Hope Road is muddy and deeply rutted from the heavy summer
rains. Our drive is laborious, our
snail’s pace symbolic of the long road of transformation experienced by the
families living and working at the transfer station at Magisterio, a village on
the outskirts of Puerto Vallarta.
This seems an unlikely place for the new construction of a 70+ unit
apartment building, an adjacent community center, classrooms, laundromat and
soccer field/basketball court. Rounding
a curve in the road the project looms up, its juxtaposition as powerful as
the hope of the aspiring tenants. The work accomplished by the non-profit
Families at the Dump since my visit in April is amazing. (www.familiesatthedump.com) The
Foundation has worked for years to break this cycle of poverty, a
testament to their constancy and dedication. Kids are sponsored in school,
adults are learning new job skills, micro-loans are providing small business
startups, a daycare center provides lunches, kids are engaged in art and games
at the activity center, a computer classroom connects them to the world.
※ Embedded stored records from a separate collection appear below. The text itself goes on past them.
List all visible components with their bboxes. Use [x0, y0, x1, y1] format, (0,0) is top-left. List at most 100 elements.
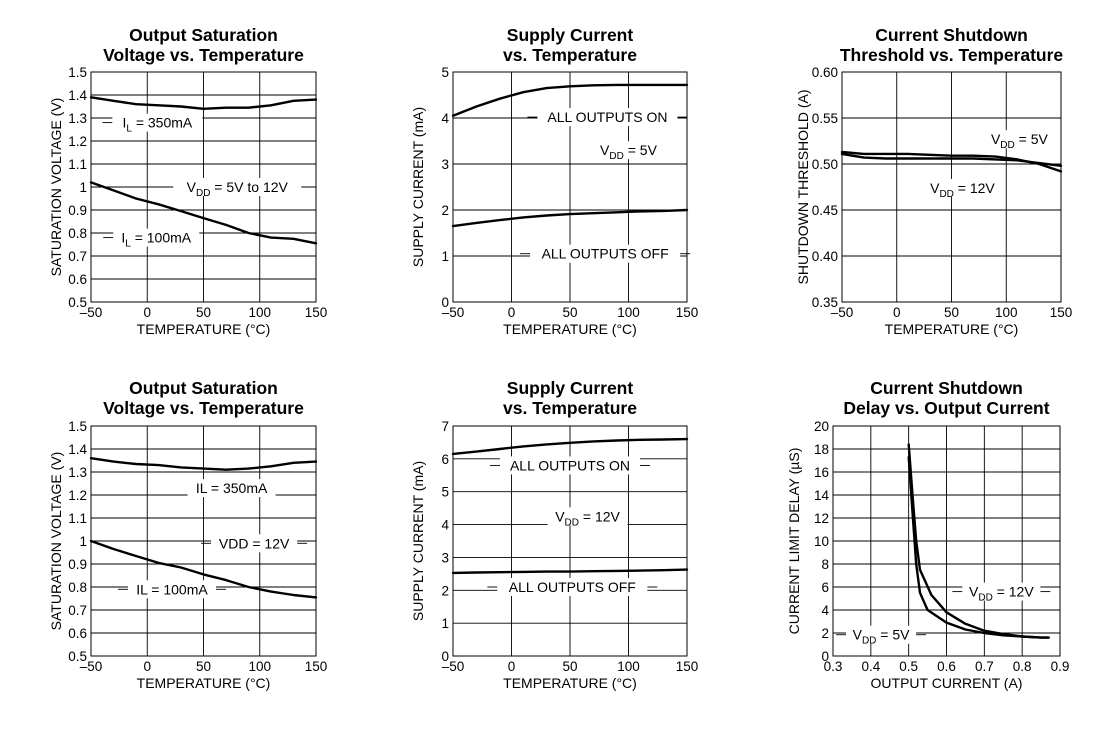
x-axis-label: OUTPUT CURRENT (A) [871, 675, 1023, 691]
annotation-bg [173, 178, 302, 196]
y-tick-label: 16 [814, 465, 829, 480]
x-tick-label: –50 [442, 659, 465, 674]
annotation-bg [983, 130, 1056, 149]
series-line-1 [89, 96, 318, 110]
y-tick-label: 0.7 [68, 249, 87, 264]
y-tick-label: 0.7 [68, 603, 87, 618]
x-tick-label: 100 [617, 659, 640, 674]
chart-title-line: Supply Current [507, 25, 634, 45]
y-tick-label: 20 [814, 419, 829, 434]
y-tick-label: 4 [821, 603, 829, 618]
y-axis-label: SHUTDOWN THRESHOLD (A) [795, 90, 811, 285]
x-tick-label: 0.3 [824, 659, 843, 674]
x-tick-label: 50 [196, 659, 211, 674]
x-tick-label: 100 [617, 305, 640, 320]
y-tick-label: 1 [79, 180, 87, 195]
annotation-bg [113, 228, 200, 247]
annotation-label: VDD = 5V [600, 142, 658, 162]
annotation-label: VDD = 12V [969, 584, 1034, 604]
y-tick-label: 3 [441, 550, 449, 565]
annotation-bg [593, 141, 664, 160]
chart-title-line: vs. Temperature [503, 398, 637, 418]
annotation-label: ALL OUTPUTS ON [547, 109, 667, 125]
y-axis-label: CURRENT LIMIT DELAY (µS) [786, 448, 802, 635]
x-tick-label: 0.4 [861, 659, 880, 674]
x-tick-label: 0 [508, 305, 516, 320]
series-line-1 [451, 83, 689, 117]
x-tick-label: 100 [995, 305, 1018, 320]
x-tick-label: 0 [893, 305, 901, 320]
annotation-bg [537, 108, 678, 127]
y-tick-label: 0.9 [68, 203, 87, 218]
x-axis-label: TEMPERATURE (°C) [137, 675, 271, 691]
annotation-label: VDD = 5V [853, 627, 911, 647]
y-tick-label: 0.9 [68, 557, 87, 572]
x-tick-label: 150 [305, 305, 328, 320]
y-tick-label: 1.3 [68, 111, 87, 126]
annotation-label: IL = 350mA [196, 480, 268, 496]
y-tick-label: 7 [441, 419, 449, 434]
annotation-label: VDD = 12V [555, 508, 620, 528]
series-line-2 [451, 208, 689, 228]
annotations: VDD = 5V VDD = 12V [923, 130, 1056, 200]
x-tick-label: 50 [944, 305, 959, 320]
y-tick-label: 0.55 [812, 111, 838, 126]
y-tick-label: 0.8 [68, 226, 87, 241]
annotation-label: VDD = 12V [930, 180, 995, 200]
y-tick-label: 1.1 [68, 511, 87, 526]
series-line-2 [451, 568, 689, 575]
chart-title-line: Delay vs. Output Current [843, 398, 1049, 418]
series-line-2 [89, 181, 318, 245]
annotation-label: ALL OUTPUTS OFF [509, 579, 636, 595]
x-tick-label: 0 [143, 659, 151, 674]
y-tick-label: 1 [441, 616, 449, 631]
y-tick-label: 0.6 [68, 626, 87, 641]
x-tick-label: 150 [676, 659, 699, 674]
annotation-label: ALL OUTPUTS ON [510, 457, 630, 473]
x-tick-label: 50 [196, 305, 211, 320]
y-tick-label: 0 [441, 649, 449, 664]
annotation-bg [128, 580, 216, 599]
y-tick-label: 1.4 [68, 88, 87, 103]
y-tick-label: 0 [441, 295, 449, 310]
plot-frame [832, 425, 1061, 657]
annotation-bg [923, 178, 1002, 197]
annotation-label: IL = 350mA [122, 115, 192, 135]
chart-title-line: Threshold vs. Temperature [840, 45, 1064, 65]
annotation-bg [530, 244, 681, 263]
y-axis-label: SATURATION VOLTAGE (V) [48, 98, 64, 277]
y-tick-label: 5 [441, 485, 449, 500]
y-tick-label: 0.6 [68, 272, 87, 287]
annotation-label: VDD = 5V to 12V [187, 179, 289, 199]
chart-title-line: Supply Current [507, 378, 634, 398]
x-tick-label: –50 [442, 305, 465, 320]
y-tick-label: 1.1 [68, 157, 87, 172]
plot-frame [841, 71, 1062, 303]
y-tick-label: 2 [821, 626, 829, 641]
annotation-label: ALL OUTPUTS OFF [542, 246, 669, 262]
y-tick-label: 12 [814, 511, 829, 526]
annotation-label: IL = 100mA [121, 230, 191, 250]
y-tick-label: 0.35 [812, 295, 838, 310]
y-tick-label: 1 [79, 534, 87, 549]
y-tick-label: 3 [441, 157, 449, 172]
plot-frame [452, 71, 688, 303]
y-tick-label: 0.50 [812, 157, 838, 172]
chart-title-line: vs. Temperature [503, 45, 637, 65]
y-tick-label: 1.2 [68, 488, 87, 503]
y-tick-label: 8 [821, 557, 829, 572]
y-tick-label: 1.2 [68, 134, 87, 149]
x-tick-label: 0 [508, 659, 516, 674]
chart-title-line: Output Saturation [129, 378, 278, 398]
annotation-bg [547, 507, 628, 526]
x-axis-label: TEMPERATURE (°C) [503, 675, 637, 691]
y-tick-label: 0.45 [812, 203, 838, 218]
y-tick-label: 1.5 [68, 65, 87, 80]
series-line-1 [451, 437, 689, 456]
y-tick-label: 1.5 [68, 419, 87, 434]
x-tick-label: 0.8 [1013, 659, 1032, 674]
x-tick-label: 100 [248, 659, 271, 674]
series-line-2 [89, 539, 318, 599]
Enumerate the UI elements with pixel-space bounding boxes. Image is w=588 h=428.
And
sometime within the next year families who have demonstrated the greatest
desire to change their lives, who have applied themselves and focused their
hearts and minds on a better life will leave their shanties and move into these
new apartments with running water, toilets, refrigerators, cooktops, tile
floors, ceiling fans, beds to sleep in, chairs to sit in, a table at which to
eat, doors and windows, and walls that don’t flutter in the wind or leak during
torrential downpours.
I volunteered at the community center on a hot, humid day
when there was a lot to do. Four of us
spread the load. We served lunch, a
pasta salad that we scooped up and slathered on tortillas, to about 50 kids but
only after inspecting the small hands of each child confirming that they had used
the wash station outside the lunchroom.
We washed dishes changing the cold, soapy water several times, re-using
the plates so that everyone had a meal.
For some, it would be the only one of the day. We spent time in the activity center making
Halloween masks, with the kindergarten class learning numbers, and joined the
middle school kids for belly dancing and yoga before they left for their
afternoon sessions. In the coming weeks, I’ll be teaching English during the
morning session.
Once again, I left this amazing place awed by the strength
of the human spirit and the fundamental goodness of humankind.